"Le FOREM fait de l'excès de zèle": des procédures contre-productives de contrôle de disponibilité

La régionalisation d’une partie des compétences de l’emploi, réclamée par la Flandre, est-elle efficace ? Ce jeudi, des données chiffrées doivent être communiquées officiellement par l’Onem. Yves Martens, coordinateur de l’ASBL Collectif Solidarité contre l’Exclusion qui a déjà pu consulter ces données, les commentait dans Matin Première.

"Chaque région a une certaine latitude, par rapport au cadre normatif légal, expliquait-il. Le principe est qu’un chômeur doit être disponible sur le marché du travail, et nous ne remettons pas cela en cause. Le chômage indemnise l’absence d’emploi, et s’il y a de l’emploi, les chômeurs doivent être disponibles pour cet emploi. Le souci est que depuis 2004 a été mis en place ce qu’on appelle la disponibilité active, c’est-à-dire le fait pour le chômeur de devoir prouver en permanence qu’il cherche activement de l’emploi". 

Ce qui comprend, par exemple, l'envoi de CV et de lettres de motivation : "C’est une procédure qui était menée par l’Onem depuis 2004 et qui a été régionalisée et reprise par le VDAB en Flandre et le Forem en Wallonie en 2016, et par Actiris à Bruxelles  en 2017". A distinguer de la disponibilité "passive" qui a toujours existé et qui consiste à devoir accepter un emploi, une formation, répondre aux convocations, etc.  

Et contrairement à ce que véhiculent certains clichés, c'est surtout la Wallonie qui sanctionne énormément en disponibilité active.

"Ce qui nous désole, explique Yves Martens, c’est que pendant des années, on avait dénoncé la manière dont l’Onem menait les procédures, qui s'avéraient extrêmement administratives, peu concluantes et qui n’aident pas réellement les chômeurs à trouver de l’emploi.
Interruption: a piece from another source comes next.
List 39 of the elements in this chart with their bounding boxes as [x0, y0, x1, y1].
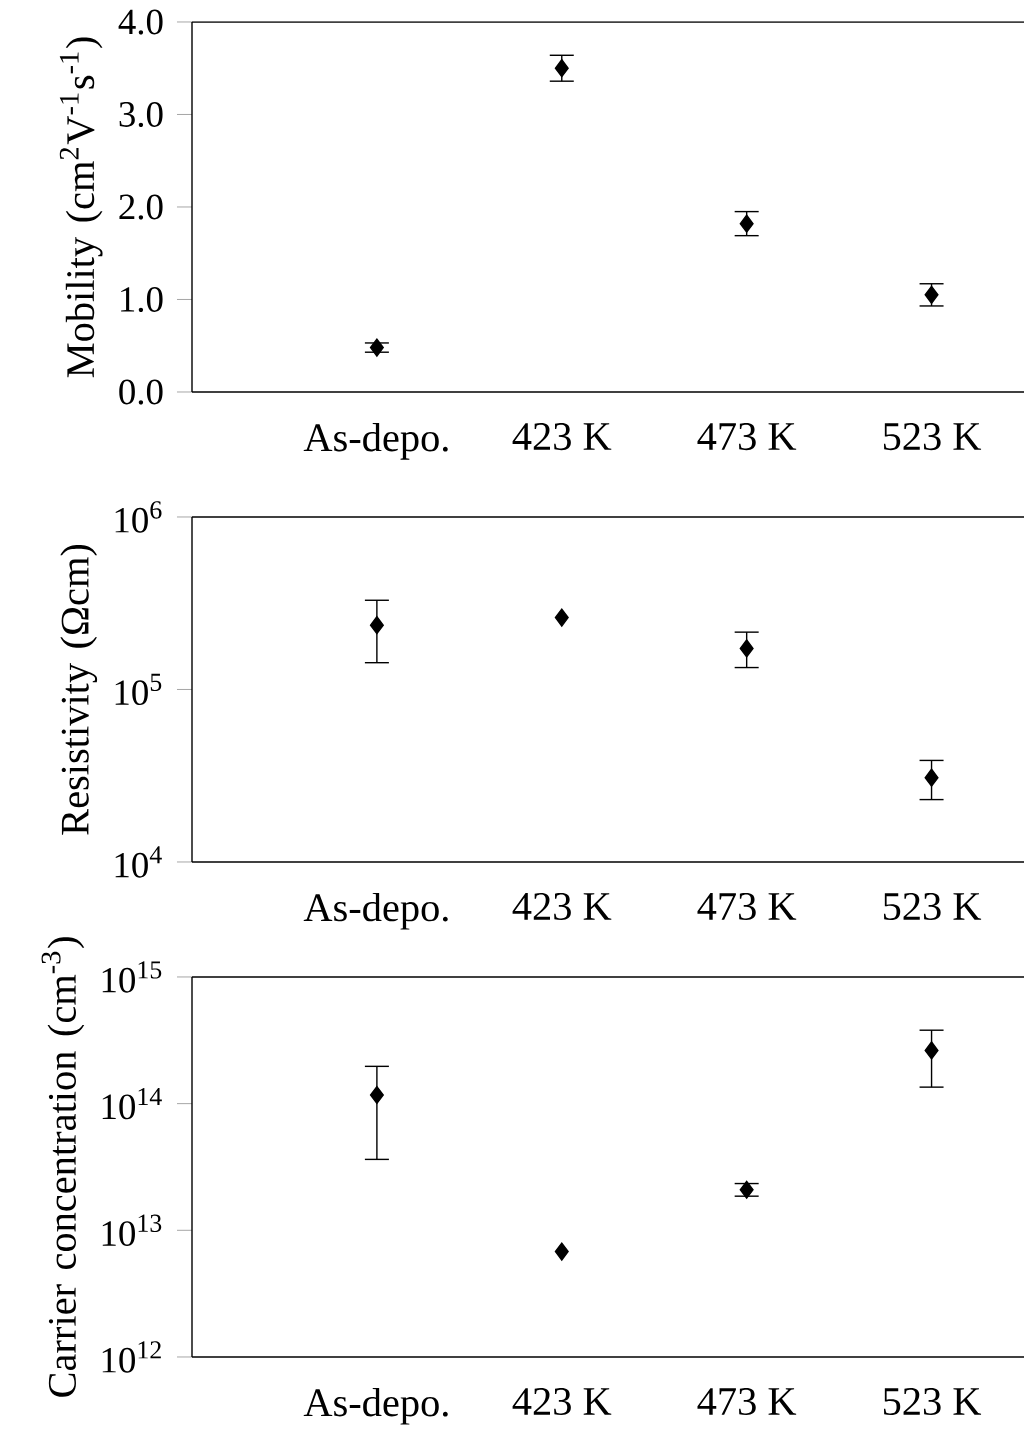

Parfois on avait des chômeurs qui cherchaient efficacement de l’emploi, mais qui devaient avoir une autre forme de recherche d’emploi à côté pour satisfaire aux critères administratifs!"

Et il semblerait que selon l'association, le Forem a fait un copier-coller de ce qui se faisait à l’Onem: "C’est resté bureaucratique, jusqu’à l’absurde. On demande parfois des choses aux gens qui sont complètement délirantes. En Flandre et à Bruxelles, ils se sont saisis de la régionalisation pour faire les choses autrement, d’une manière semble plus logique et met le paquet sur l’accompagnement et sur ce qui est censé normalement aider réellement les chômeurs à chercher et à trouver de l’emploi". 

Le refus d’emploi par contre, qui est un des motifs de sanction, représente deux pour 1000 des sanctions. Il n’y a quasiment pas de refus d’emploi. 

Le paradoxe est qu’on demande plus en disponibilité "active" dans la région où l’accès à l’emploi est le plus difficile: "Ça paraît complètement absurde de mettre cette pression d’autant plus intensive sur les chômeurs wallons alors que la situation de l’emploi est complètement différente. Ça ne veut pas dire qu’on cautionne tout ce qui est fait de la manière dont c’est fait en Flandre, mais ça paraît quand même plus sensé et plus en lien avec une qualité de terrain". 

Actiris a aussi adopté une procédure qui est davantage tournée vers l’accompagnement et qui corrige une bonne partie des absurdités, tel que l’Onem les pratiquait: "Pour vraiment faire un bon accompagnement, supprimons cette disponibilité active qui est absurde et qui est contre-productive.

Des procédures qui n'ont rien à voir avec la nouvelle majorité MR-cdh, puisqu'elles ont été mises en place avant son arrivée au pouvoir: "Je pense que le Forem veut à tout prix paraître être un bon élève et fait de l’excès de zèle pour ne pas se faire critiquer par la Flandre".